Kasten adam öldürme ve yaralama gibi vücut dokunulmazlığına karşı işlenen suçlarda ise Karadeniz, Doğu Anadolu, Ege birinci sırada.
En fazla cinsel saldırı davası açılan şehir, İstanbul.
Açılan dava sayısı bin 191. İstanbul'u İzmir, Ankara, Antalya, Konya takip etti.
En fazla adam öldürme davası açılan şehirler ise İstanbul, Ankara, Adana, İzmir ve Sakarya.
Şimdi gelelim yazımın başlığı olan “5271”e…
Bu, Türkiye Cumhuriyeti Anayasasının Ceza Muhakemesi Kanunlarından sadece bir tanesi ve kendi içinde pek çok detay barındırdığı gibi çok da çelişmektedir.
“5271” sayılı kanunumuz, kuvvetli suç şüphesinin varlığını gösteren olgulardan bahsetmekte olup kelimelerin çok soyut kalmış olmasından dolayı kanun uygulayıcılarına geniş takdir hakkını kazandırmıştır.
Ceza hukukunun ana ilkelerinden biri olan “Şüphe Sanık Lehine Yorumlanır’’ ilkesini de adeta kuvvetli olmayan şüphe diye değiştirmektedir veya bu ilkeyle de çelişmektedir.
Bu sebeple sorgu hâkimleri suçluluk konusunda adeta bir karar verme durumunda bırakılmıştır.
Kaçma, delilleri yok etme, tanıklar üzerinde baskı kurma burada suçun türü ve şüphelinin kişilik durumu ile sosyo-ekonomik konumu önem arz etmektedir.
Tutukluluk kararı ve karara itirazı incelemeye yetkili merci kaçma, delilleri yok etme ve tanıklar üzerinde baskı kurma hususunun olası olup olmadığı konusu, yeterince açıklayıcı bir bilgi olamadığından yoruma açık görünmektedir.
Sanığın sosyo-ekonomik durumu kişilik durumu hakkında açık ve net bilgiye ancak iddianamenin kabulüyle esastan yargılamaya başlayan mahkeme kanaate varabilmektedir.

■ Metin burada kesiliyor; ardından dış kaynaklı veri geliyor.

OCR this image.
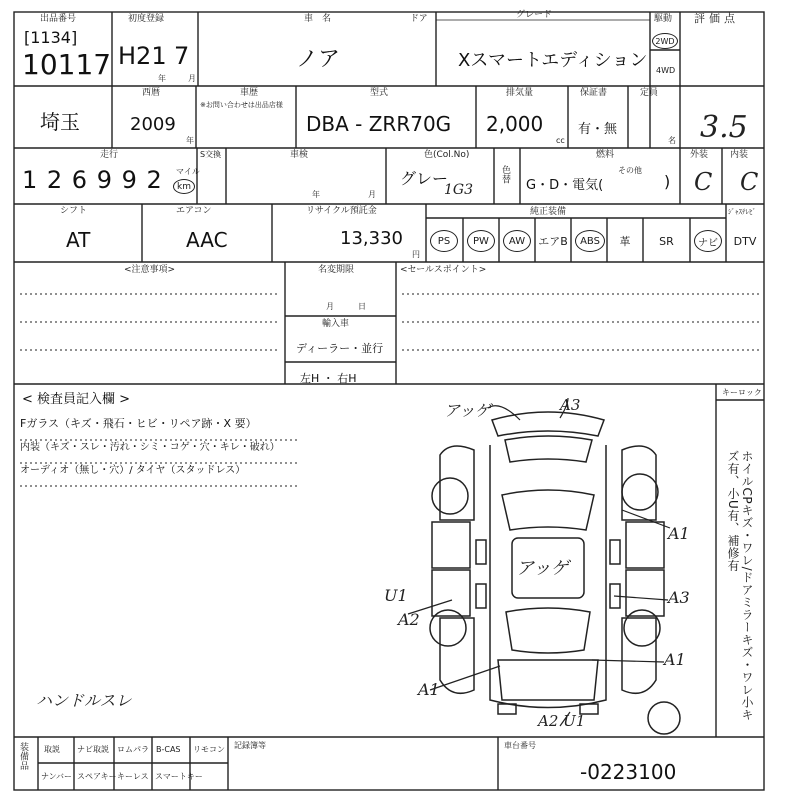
出品番号
[1134]
10117
初度登録
H21 7
年	月
車　名	ドア
ノア
グレード
Xスマートエディション
駆動
2WD
4WD
評価点
3.5
埼玉
西暦
2009
年
車歴
※お問い合わせは出品店様
型式
DBA - ZRR70G
排気量
2,000
cc
保証書
有・無
定員
名
走行	S交換
1 2 6 9 9 2 マイル
km
車検
年	月
色(Col.No)
グレー
1G3
色替
燃料
G・D・電気(
その他
)
外装 内装
C C
シフト
AT
エアコン
AAC
リサイクル預託金
13,330
円
純正装備	ｼﾞｬｽﾃﾚﾋﾞ
PS	PW	AW	エアB	ABS	革	SR	ナビ	DTV
<注意事項>	名変期限
月	日
輸入車
ディーラー・並行
左H ・ 右H
<セールスポイント>
< 検査員記入欄 >
Fガラス（キズ・飛石・ヒビ・リペア跡・X 要）
内装（キズ・スレ・汚れ・シミ・コゲ・穴・キレ・破れ）
オーディオ（無し・穴）/ タイヤ（スタッドレス）
キーロック
ホイルCPキズ・ワレ/ドアミラーキズ・ワレ小キズ有、小U有、補修有
ハンドルスレ
アッゲ	A3
アッゲ
A1
A3
A1
U1
A2
A1
A2 U1
装備品 取説 ナビ取説 ロムパラ B-CAS リモコン
ナンバー スペアキー キーレス スマートキー
記録簿等	車台番号
-0223100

İlk celsede verilen tahliye kararlarının sıklıkta oluşu da ancak bu şekle açıklanabilmektedir.
Yani sözün özü, bugün yasaların tümü örümcek ağı gibi yalnız küçük sinekleri yutuyor ve eşekarılarını yakala(ya)mıyor.
Kısacası yasalar küçük suçluları tutuyor ve büyükleri serbest bırakıyor.
Jean J. Rousseau’nun dediği gibi; “Yasama, yürütme ve yargı iç içe geçmişse, özgürlükler garantide değilse, anayasa yok demektir, kuvvet kimdeyse o hakimdir.”